Alaska Yamada and Paradox Pollack


program notes



Once upon a time in the village of Delirium six orphans banded together
in search of their true origins. As the village slept, the orphans found their way
to the dark wood surrounding Delirium where a mysterious cloud of unknowing
enveloped them all in a formless cloak of dreaming.

That was something I wrote two months ago containing the seed ideas for this performance event. The group ritual work presented here rarely occurs before an audience; their effects are meant to act on participants only. To bridge the ritual to theatre gap, four rituals were framed by a dramatic narrative device involving three stories of loss told by an actor on an absinthe binge. In addition, S.T. Coleridge’s 1798 poem, Kubla Khan, was randomly meshed into the rituals and in other isolated, more intentional instances.

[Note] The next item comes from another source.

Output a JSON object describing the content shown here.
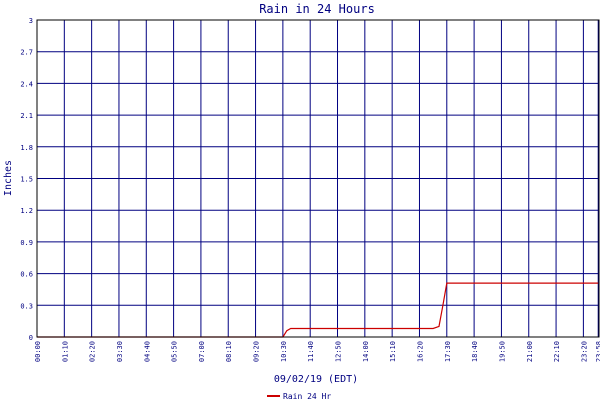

Stereotypes of “ritual” -- pomp, rote actions, formality -- were left behind early on in our experiments and replaced with a more fluid, metamorphic approach. We are after something alive. With the exception of the repetitive motions in the second ritual (which were recalled from the participants’ actual dreams) none of the rituals are staged or improvised. Something else is happening here.

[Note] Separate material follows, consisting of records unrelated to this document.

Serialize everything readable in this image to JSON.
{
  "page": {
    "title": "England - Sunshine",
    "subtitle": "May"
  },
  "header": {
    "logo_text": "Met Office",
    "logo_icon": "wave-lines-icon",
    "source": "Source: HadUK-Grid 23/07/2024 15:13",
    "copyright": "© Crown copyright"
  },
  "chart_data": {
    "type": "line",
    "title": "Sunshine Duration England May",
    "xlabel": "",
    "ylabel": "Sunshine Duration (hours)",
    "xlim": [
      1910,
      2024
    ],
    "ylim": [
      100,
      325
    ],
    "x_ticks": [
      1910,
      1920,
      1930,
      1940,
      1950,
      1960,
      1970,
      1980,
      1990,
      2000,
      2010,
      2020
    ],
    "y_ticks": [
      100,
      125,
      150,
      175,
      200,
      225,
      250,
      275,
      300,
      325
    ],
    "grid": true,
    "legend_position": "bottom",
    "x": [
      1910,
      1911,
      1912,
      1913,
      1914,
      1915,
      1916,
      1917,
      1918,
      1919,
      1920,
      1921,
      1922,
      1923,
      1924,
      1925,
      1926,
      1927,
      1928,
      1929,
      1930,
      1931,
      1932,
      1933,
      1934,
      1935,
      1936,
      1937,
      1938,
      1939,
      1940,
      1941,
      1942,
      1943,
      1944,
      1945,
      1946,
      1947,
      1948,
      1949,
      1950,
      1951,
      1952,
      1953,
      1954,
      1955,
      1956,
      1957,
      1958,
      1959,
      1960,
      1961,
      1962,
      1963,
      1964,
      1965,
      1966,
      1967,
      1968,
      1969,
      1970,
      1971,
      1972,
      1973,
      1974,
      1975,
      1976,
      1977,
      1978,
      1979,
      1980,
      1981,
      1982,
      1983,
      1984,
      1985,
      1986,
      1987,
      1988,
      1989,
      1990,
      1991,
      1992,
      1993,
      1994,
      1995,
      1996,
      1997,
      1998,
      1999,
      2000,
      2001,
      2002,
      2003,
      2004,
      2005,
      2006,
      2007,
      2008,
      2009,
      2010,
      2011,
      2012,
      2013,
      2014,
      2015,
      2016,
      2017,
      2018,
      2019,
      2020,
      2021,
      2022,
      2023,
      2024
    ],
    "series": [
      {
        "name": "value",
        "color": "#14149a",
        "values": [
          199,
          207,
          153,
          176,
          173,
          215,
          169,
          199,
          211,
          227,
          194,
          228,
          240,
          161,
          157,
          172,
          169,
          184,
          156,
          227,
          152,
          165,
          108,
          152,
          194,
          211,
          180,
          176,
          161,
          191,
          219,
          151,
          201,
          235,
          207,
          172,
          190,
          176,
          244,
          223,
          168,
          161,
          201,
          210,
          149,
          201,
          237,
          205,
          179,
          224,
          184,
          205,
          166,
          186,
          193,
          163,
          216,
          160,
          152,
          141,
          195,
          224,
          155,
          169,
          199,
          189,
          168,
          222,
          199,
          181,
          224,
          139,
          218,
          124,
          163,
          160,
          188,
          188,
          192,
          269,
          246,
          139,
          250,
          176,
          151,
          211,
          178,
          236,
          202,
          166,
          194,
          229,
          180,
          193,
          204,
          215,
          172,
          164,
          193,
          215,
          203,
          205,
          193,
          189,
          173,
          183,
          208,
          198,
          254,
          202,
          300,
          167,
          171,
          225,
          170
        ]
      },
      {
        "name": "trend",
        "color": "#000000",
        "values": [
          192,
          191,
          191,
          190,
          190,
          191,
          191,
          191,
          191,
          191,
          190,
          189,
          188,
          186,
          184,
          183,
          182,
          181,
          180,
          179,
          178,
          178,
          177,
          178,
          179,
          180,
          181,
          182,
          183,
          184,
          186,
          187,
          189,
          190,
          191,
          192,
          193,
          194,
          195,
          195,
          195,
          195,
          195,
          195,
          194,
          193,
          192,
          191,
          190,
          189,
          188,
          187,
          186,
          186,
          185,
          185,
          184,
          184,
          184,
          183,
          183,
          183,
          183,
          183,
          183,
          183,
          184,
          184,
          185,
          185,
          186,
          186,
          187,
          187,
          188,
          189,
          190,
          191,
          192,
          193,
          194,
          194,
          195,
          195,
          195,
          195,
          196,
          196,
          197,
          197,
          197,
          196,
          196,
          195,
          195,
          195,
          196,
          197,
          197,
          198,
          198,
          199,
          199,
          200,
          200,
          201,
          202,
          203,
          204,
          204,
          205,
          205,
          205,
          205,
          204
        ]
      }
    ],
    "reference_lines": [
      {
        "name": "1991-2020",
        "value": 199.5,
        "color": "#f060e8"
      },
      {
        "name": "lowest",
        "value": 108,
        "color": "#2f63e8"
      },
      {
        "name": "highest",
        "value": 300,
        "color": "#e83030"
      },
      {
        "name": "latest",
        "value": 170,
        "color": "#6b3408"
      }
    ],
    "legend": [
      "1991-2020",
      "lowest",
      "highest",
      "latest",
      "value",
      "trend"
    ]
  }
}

These paratheatrical rituals unfold in their own cycles through sometimes gentle, sometimes violent eruptions, nudging and jolting participants to gesture, action, sound, interaction. These eruptions emanate from the body’s own responses to the charging, or triggering, of energy sources innate to itself, sources we are working to serve, embody and surrender to before your very eyes. The results are unpredictable and run the physical/emotional gauntlet. We don’t know what’s going to happen next. Just when we think nothing is happening, nothing might actually be happening and then: boom shriek sigh, another eruption...

Our intent is not to entertain or educate but to fascinate, to fasten attention to an ever-changing terrain of the human condition. Our aim is to perform these rituals with enough commitment to incite our most visceral and spiritual resonances and the faith that some of this may reach you, if not in ways immediately understandable then intuited through the space connecting us all.

Antero Alli director
10 March 2004


(background) Adam and Justin Palermo.
(foreground) Brian Livingston

A note to the curious. Absinthe is a very high alcohol compound distilled with wormwood (now illegal in most countries). During the 18th and 19th centuries, absinthe was all the rage with poets and artists for its vision- inducing stupors. Absinthe was never literally used by us beyond its theatrical value as a catalyst to the three stories and we certainly would never condone its use to anyone.